This project was developed in the scope of the undergraduate course algorithmic problem solving of the NKUA(2018-2019). It includes 12 different implementations of clustering techniques from simple K-means to LSH/Hypercube clustering.
Each of the implemented algorithms includes 3 different steps. Initialization, Assignment and Update.
We provide hereby all the different combinations for the algorithmic implementation of each step:
- Random selection of k points (simplest)
- K-means++
- Lloyd’s assignment
- Assignment by Range search with LSH
- Assignment by Range search with Hypercube
- K-means
- Partitioning Around Medoids (PAM) improved like Lloyd’s
In total we get 12 combinations.
A makefile is included for compilation purposes and the program can be run by executing
./cluster -i input.csv -d euclidean -c cluster.conf -o out ./cluster -i input.csv -d cosine -c cluster.conf -o out
Where input.csv are the input data files in csv format and out is the filepath to the output that the programm will produce (you just need to state a name and the rest will be taken care of by the program)

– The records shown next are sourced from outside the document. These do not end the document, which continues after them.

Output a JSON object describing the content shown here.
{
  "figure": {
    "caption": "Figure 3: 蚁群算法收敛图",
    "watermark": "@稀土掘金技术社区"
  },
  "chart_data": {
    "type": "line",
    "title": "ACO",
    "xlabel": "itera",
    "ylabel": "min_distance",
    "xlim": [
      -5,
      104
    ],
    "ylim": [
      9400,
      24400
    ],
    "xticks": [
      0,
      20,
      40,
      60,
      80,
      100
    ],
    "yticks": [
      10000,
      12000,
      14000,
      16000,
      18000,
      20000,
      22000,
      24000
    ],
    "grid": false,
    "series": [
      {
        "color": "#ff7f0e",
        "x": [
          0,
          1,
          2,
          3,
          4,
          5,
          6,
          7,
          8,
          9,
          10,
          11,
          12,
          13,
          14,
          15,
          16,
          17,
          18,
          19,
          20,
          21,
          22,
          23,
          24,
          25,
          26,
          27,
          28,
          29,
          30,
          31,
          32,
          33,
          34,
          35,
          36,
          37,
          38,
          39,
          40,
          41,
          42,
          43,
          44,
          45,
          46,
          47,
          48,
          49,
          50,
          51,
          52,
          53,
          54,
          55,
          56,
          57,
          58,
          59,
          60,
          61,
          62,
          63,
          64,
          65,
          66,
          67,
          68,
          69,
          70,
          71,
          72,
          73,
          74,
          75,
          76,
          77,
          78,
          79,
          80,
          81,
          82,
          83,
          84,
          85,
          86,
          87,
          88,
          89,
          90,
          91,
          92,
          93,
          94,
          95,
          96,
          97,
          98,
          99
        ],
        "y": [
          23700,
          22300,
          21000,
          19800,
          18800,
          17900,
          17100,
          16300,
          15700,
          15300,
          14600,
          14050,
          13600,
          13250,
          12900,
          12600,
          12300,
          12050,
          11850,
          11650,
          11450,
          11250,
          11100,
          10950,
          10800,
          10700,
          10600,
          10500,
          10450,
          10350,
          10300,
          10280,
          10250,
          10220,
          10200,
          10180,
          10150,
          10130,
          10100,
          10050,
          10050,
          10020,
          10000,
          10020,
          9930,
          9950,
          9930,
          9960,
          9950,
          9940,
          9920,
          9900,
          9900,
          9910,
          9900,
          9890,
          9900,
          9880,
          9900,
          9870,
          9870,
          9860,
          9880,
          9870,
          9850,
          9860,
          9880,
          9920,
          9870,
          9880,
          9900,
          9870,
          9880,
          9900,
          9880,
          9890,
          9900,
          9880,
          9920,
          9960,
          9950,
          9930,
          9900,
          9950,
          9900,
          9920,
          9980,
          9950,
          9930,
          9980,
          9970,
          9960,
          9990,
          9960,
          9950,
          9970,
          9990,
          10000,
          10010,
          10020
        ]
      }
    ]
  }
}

cluster.conf is the file path to the configuration file for the program (a sample is provided)
The output file will contain for each cluster the indexes of the data belonging to it
Also a silhouette implementation is included for evaluation purposes.
Implementation was concluded in early 2019
- For every point, compute distance to every centroid.
- Return (exact) nearest centroid.
- Index k centroids into data-structure, e.g. LSH hashtables or Hypercube.
- For every non-centroid point, run ANN to find nearest centroid.
- Return (approximate) nearest centroid.